When you order yakitori in Japan you will invariably be given the option of Shio [salt] or Tare [sauce]. This refers to how the skewers are cooked and finished.
Shio-yaki skewers are salted throughout cooking whilst tare skewers are grilled without seasoning and then for the last 20% of cooking, dipped and basted in yakitori sauce.
Although the shio/tare decision is down to personal preference, choosing what is right for each type of skewer is a contested issue and has been at the centre of many an argument; family feuds, divorces, battling politicians, the crumbling of empires. …well maybe I’m getting a little carried away but for Yak lovers its serious.
Purists will inevitably side with shio, explaining that it is a cleaner taste, allowing the natural flavours to shine through, the ‘tare heads’ believe that the sauce enhances the flavour by combining with the meat juices, aiding caramelisation.
Here at Bincho we are happy to cook either way on request but have found in London that this decision can confuse. Not wanting to put anyone on the spot and to stop any potential aggro we serve skewers how we see fit and balance some shio and some tare. Salt can sound boring to westerners so let us enlighten you to its importance.
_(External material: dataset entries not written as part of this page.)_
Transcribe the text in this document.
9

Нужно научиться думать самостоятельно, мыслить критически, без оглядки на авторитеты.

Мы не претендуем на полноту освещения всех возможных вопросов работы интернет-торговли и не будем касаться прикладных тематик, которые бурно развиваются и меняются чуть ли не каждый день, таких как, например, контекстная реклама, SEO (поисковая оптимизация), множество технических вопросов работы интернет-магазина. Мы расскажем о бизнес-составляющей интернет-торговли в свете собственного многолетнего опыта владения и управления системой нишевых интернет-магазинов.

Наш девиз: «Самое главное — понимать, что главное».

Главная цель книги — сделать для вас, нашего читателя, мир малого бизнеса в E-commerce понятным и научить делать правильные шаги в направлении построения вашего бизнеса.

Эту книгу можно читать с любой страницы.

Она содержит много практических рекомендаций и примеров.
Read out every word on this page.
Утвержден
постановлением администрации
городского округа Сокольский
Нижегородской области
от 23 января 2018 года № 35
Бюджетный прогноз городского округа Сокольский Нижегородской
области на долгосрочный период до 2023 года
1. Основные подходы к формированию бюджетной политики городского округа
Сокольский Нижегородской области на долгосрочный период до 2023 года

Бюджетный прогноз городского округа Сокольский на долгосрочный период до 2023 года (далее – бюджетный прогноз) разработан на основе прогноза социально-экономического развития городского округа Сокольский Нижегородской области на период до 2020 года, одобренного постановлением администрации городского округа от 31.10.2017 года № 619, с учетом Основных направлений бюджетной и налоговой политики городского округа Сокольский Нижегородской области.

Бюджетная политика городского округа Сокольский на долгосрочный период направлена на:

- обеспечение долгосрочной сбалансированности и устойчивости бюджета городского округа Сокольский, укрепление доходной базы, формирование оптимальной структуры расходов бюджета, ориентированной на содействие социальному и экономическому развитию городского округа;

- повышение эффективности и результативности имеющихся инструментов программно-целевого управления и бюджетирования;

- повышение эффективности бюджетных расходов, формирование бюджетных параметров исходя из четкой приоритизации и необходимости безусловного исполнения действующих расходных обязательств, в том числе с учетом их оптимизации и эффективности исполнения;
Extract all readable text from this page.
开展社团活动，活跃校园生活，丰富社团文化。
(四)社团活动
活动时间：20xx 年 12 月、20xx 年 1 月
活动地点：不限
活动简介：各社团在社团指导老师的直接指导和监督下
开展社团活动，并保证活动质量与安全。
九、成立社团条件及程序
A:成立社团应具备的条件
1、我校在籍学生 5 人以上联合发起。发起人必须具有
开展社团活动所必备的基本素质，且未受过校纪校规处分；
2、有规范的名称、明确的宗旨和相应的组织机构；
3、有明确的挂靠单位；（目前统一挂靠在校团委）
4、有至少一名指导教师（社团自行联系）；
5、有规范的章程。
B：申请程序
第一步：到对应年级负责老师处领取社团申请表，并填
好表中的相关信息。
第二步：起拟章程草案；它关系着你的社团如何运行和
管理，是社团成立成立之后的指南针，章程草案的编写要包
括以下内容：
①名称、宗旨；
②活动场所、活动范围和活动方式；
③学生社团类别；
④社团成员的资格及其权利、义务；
Basically in Bincho salt is split between the salt we cook with and the salt we finish with.
When grilling chicken and meat skewers a careful even spray before they hit the grill will suffice, fish gets a little more complicated.
In Japanese cooking, almost without exception, fish is salted before grilling, mainly to extract moisture but also to remove any persistent odour from oily fish.
We use the must popular technique – Furi-jio; a light hand sprinkling 40 minutes prior to cooking and then a ‘cosmetic’ rubbing over the fins, gills and tails during cooking to prevent burning. For cooking purposes we side with a ground blend of Japanese sea salt, the classic French ‘fleur de sel’ and regular table salt.
Finishing salt is the salt served either on the side or sprinkled over the finished dish and eaten to taste with a lemon wedge and a touch of soy.
For the base of finishing salt we favour Maldon salt flakes. These finishing salts are then subtly flavoured with a number of different items to suit needs; curry salt, sesame salt , yuzu salt, lemon salt, seaweed salt, I could go on…, we regularly have up to 8 different salts on the go depending on what specials we have on.
So for us salt is a pretty serious business and as for the million dollar [pound/yen] question, is there an answer?
No of course not… just don’t ask any of our chefs!